From Bang! Bang! to Birthday Boys
The series, which often features Odenkirk joining in the sketches, feels like a blend of many of the genre's best, taking a bit from several troupes, though not in any obvious way. There's the linking and surreal tone of a Monty Python, faux documentary packages like Mr. Show and pop-culture riffs similar to what The State was doing, but none of it feels like they are ripping anything off or even paying homage. The closest they might come to a direct comparison would in fact be The State, but that's mainly because they both feature a large cast and similarly chaotic sketch line-ups. The Birthday Boys' work tends to lean more toward the cinematic and features more meta comedy, with the group often functioning within the world of the show. And of course, Odenkirk's presence (along with several other guest stars) lends an air of legitimacy to the production.
The structure of each episode is mostly consistent, with a main, extended sketch winding through a number of smaller bits, as well as the occasional recurring sketch within an episode, but even in that framework the show breaks its own conventions. For instance, one episode starts with a gang of roofers acting up on Odenkirk's roof, but soon they have their own TV show. Soon, we're watching that show, and then joining the cast behind the scenes of that show. In another episode, the idea of making fun of cultural touchstones spins out of control to the point where it makes fun of itself, while another finds one sketch telling the behind the scenes story of another sketch entirely.
Though the show does a fine job of building these connections and keeping the show flowing, it's at its best when it finds an idea and runs with it as far as possible, and then just moves on. For instance, one bit about a guy writing a letter is built entirely around a single pun, but the sketch gets in, drops its joke and gets out quick. Another involves Tia Carrere at a high-school reunion, elevating the gag to the point of breaking and then exiting. It's the willingness to go for those single-serve concepts that make every episode feel filled to the brim and keeps the batting average up.
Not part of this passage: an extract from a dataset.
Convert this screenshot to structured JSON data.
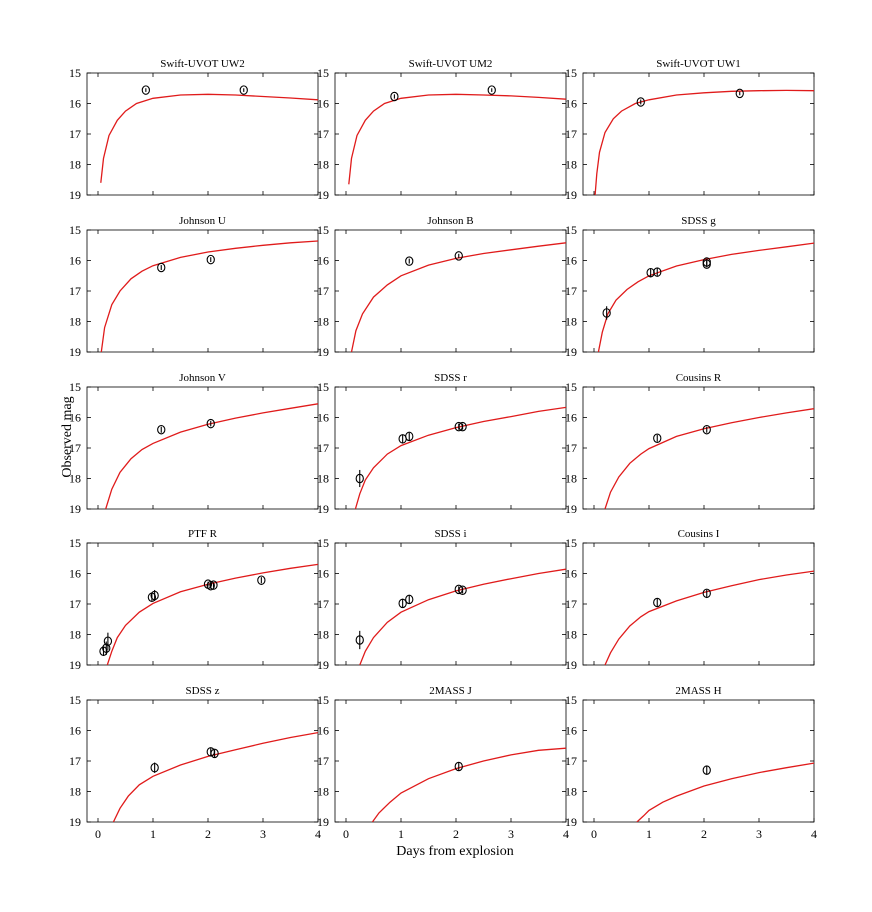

That's important, because the show also has no problem wallowing in a bit that might not be advisable, like a puppet TV show that's just counting up each minute it's on the air, or a lengthy road-trip segment that got its point across well before it actually ended. Fortunately, the lingering misses are few and far between, as the first season offers a number of highlights to enjoy, including a silly documentary (with a tense narrator) that reveals the true pioneer of flight, an absurd sketch about an old man in the woods and a very creepy bit about a father, his son and prom night. Whether you're watching a TV news segment about a really good autistic basketball player or a how-to on roller skating, you're likely to laugh, and if not, there's something following soon after that's completely different. It's basically a buffet or perhaps a churrascaria of absurd comedy.
Surprisingly, these discs only deliver Dolby Digital 2.0 soundtracks. Technically, there's nothing wrong with these center-balanced tracks, as the music and dialogue are clear and easy to understand, but there's no oomph to them.
An excellent behind-the-scenes piece done mostly with montages, "The Making of Season One" (15:35), features plenty of on-the-set footage and several guests who didn't want to comment, as well as some flubs, some alternate takes, swearing at children and more Odenkirk. There's also a look (a quick one) at alternate logos that were apparently considered for the group. A solid entry all around.
Six scenes that were born on stage before being a part of the show can be seen in "From Stage to Screen" (10:45), which intercuts two performances, one from UCB in 2010 and the one seen on TV. Most survived the transition intact, though the nudity in "Ropes and Underwear" obviously gets a big reaction live, while "Pretty Dad" becomes even more disturbing with a different ending.
Thirteen minutes of bonus video is next, a mix of odd little clips, some cut footage and some web content (like brainstorming in the writers room or the press conference where IFC's offer to the Boys was accepted.) The best of the bunch is easily Odenkirk's improvised speech from a graduation sketch, where he just shows why he's a master. There's also eight promos for the show (running 6:06), one of which includes a number of alternate takes from the show.